The Secret to Project Approval: It’s What They Get that Matters, Not What it Costs
Ever hear this one? “Every time I propose a major IT project, the senior management takes it apart. And even when they do greenlight the project, inevitably I am told to make it cheaper.”
Well, you know what happens next. The well-meaning IT leader cuts a few corners and reduces certain elements of functionality to hit the price management demands. The IT leader implements the semi-gutted project. Then, when the users and management experience the new system, the complaining begins. “What happened to function X? Why aren’t there more custom reports? Why is everything so slow?”

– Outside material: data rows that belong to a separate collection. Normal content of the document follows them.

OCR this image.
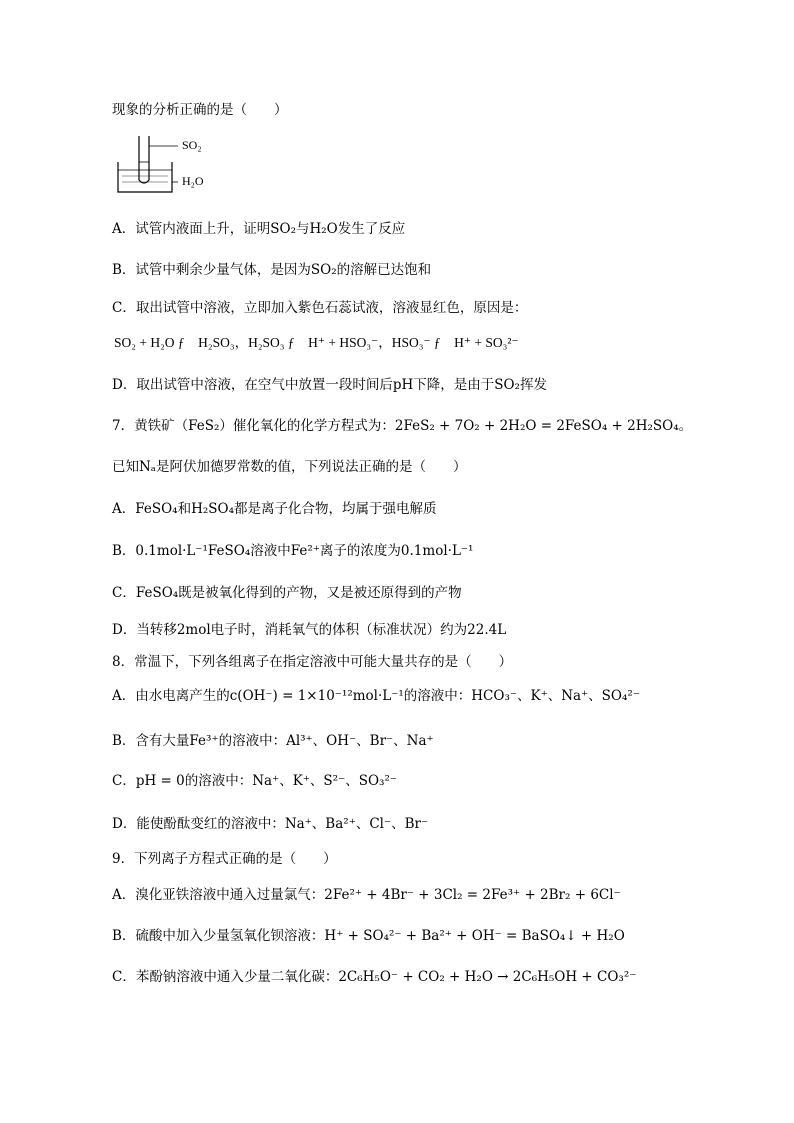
现象的分析正确的是（　　）
SO₂
H₂O
A．试管内液面上升，证明SO₂与H₂O发生了反应
B．试管中剩余少量气体，是因为SO₂的溶解已达饱和
C．取出试管中溶液，立即加入紫色石蕊试液，溶液显红色，原因是：
SO₂ + H₂O ƒ　H₂SO₃，H₂SO₃ ƒ　H⁺ + HSO₃⁻，HSO₃⁻ ƒ　H⁺ + SO₃²⁻
D．取出试管中溶液，在空气中放置一段时间后pH下降，是由于SO₂挥发
7．黄铁矿（FeS₂）催化氧化的化学方程式为：2FeS₂ + 7O₂ + 2H₂O = 2FeSO₄ + 2H₂SO₄。
已知Nₐ是阿伏加德罗常数的值，下列说法正确的是（　　）
A．FeSO₄和H₂SO₄都是离子化合物，均属于强电解质
B．0.1mol·L⁻¹FeSO₄溶液中Fe²⁺离子的浓度为0.1mol·L⁻¹
C．FeSO₄既是被氧化得到的产物，又是被还原得到的产物
D．当转移2mol电子时，消耗氧气的体积（标准状况）约为22.4L
8．常温下，下列各组离子在指定溶液中可能大量共存的是（　　）
A．由水电离产生的c(OH⁻) = 1×10⁻¹²mol·L⁻¹的溶液中：HCO₃⁻、K⁺、Na⁺、SO₄²⁻
B．含有大量Fe³⁺的溶液中：Al³⁺、OH⁻、Br⁻、Na⁺
C．pH = 0的溶液中：Na⁺、K⁺、S²⁻、SO₃²⁻
D．能使酚酞变红的溶液中：Na⁺、Ba²⁺、Cl⁻、Br⁻
9．下列离子方程式正确的是（　　）
A．溴化亚铁溶液中通入过量氯气：2Fe²⁺ + 4Br⁻ + 3Cl₂ = 2Fe³⁺ + 2Br₂ + 6Cl⁻
B．硫酸中加入少量氢氧化钡溶液：H⁺ + SO₄²⁻ + Ba²⁺ + OH⁻ = BaSO₄↓ + H₂O
C．苯酚钠溶液中通入少量二氧化碳：2C₆H₅O⁻ + CO₂ + H₂O → 2C₆H₅OH + CO₃²⁻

While it may be factually correct to say that the situation is management’s fault for slashing the project’s budget, as far as management is concerned, it’s the well-meaning IT leader that is to blame.
And guess what, they are right.
I know, I should take the side of the poor IT leader who found himself tossed around like a rag-doll during budget negotiations. I should chastise the C-suite for failing to understand the simple fact that when you cut the budget of a project there will inevitably be a price to pay. But it’s not management’s job to worry about this. It’s the IT leader’s job to establish and maintain a clear link between project cost and project outcomes in the most unmistakable terms.
Unfortunately, most IT leaders forget this is what management needs. They assume senior managers are thoughtful and rational about IT budgets and their related scope, and therefore understand the obvious connection between budgets and functionality. Well … in a way they do … but only when they are reminded of it.
Elicit a Different Response from Management
In most cases senior managers react reflexively to any IT budget request with the rather stale line: “Can’t you do it for less?” As if us IT guys had forgotten the 27,000 floggings we received in the past for proposing expensive projects. They simply can’t help themselves. It’s a developed senior management response.
Given that this is the core of the problem, what’s an IT leader to do?
Unfortunately, many IT leaders hear management’s cries of “Make it cheaper!” and they assume management only cares about the project’s cost. So they respond by trying to shave cost in any way they can in order to “save” the project. Inevitably, this results in some form of performance, quality or feature reduction. And voilah … we have the classic IT/business disconnect.
Stopping the Cycle
You’re going to stop that cycle today by making one mental shift. You see, senior management care much more less about the absolute cost of a project than what you might think. Sure, they’d always rather spend less on a project than more. And yes, sometimes they really can’t afford the ambitious projects you propose. But when it comes down to it management cares more about what they get from the projects than how much it costs. (It’s that ROI thing we always talk about.) And it’s your job, when you’re proposing a project, to sell what a project will deliver well before you present how much the project will cost. Essentially, it’s about fixating on what the project will deliver. The business outcomes. The impact arising from the project.
When you lead with this information, and engage the senior management on the target outcomes and impact, the budget discussion that follows becomes very different.
Seek Leverage, not a “Sure Thing”
Clearly no pitch is a sure thing. You may successfully guide management through the project’s benefits and still they might not like it. Fair enough. But when they do, you will have already established such a firm link between project cost and project outcome that you will have the leverage you need to fight back. Instead of agreeing to a lowered budget and then scrambling to try to do the same project for half the cost, you will be able to tell management “Sure we can reduce the project’s cost, but if we do, we will have to vary the outcomes in these concrete ways.”
At that point you will produce an analysis providing the itemized cost of your project. On each line you will have one of the lovely features you just sold management on linked clearly with how much that feature will cost the business. You will then tell management you are happy to discuss which of the features they are interested in cutting to reach the project cost they desire.
One of two things will happen here. Either management will see this list and find it impossible to cut any of the features (in which case you will be able to implement your full project at the budget it demands). Or, management will go through the list and select the features they can live without to reduce the project’s cost. Either way, it’s a win for the business and IT.
If the second scenario occurs, consider getting an actual signature on the spot, just for effect and for the record. Trust me on this one. It can be very powerful to produce a signed scope reduction memo at just the right point in the future. Like when you have implement the reduced scope of the project and management asks “Where did X feature go?”
Not only have you broken the capricious cost-reduction cycle, you have set up a new type of relationship with senior management regarding budget approvals.
Best of luck. And as always, let me know how it works out for you.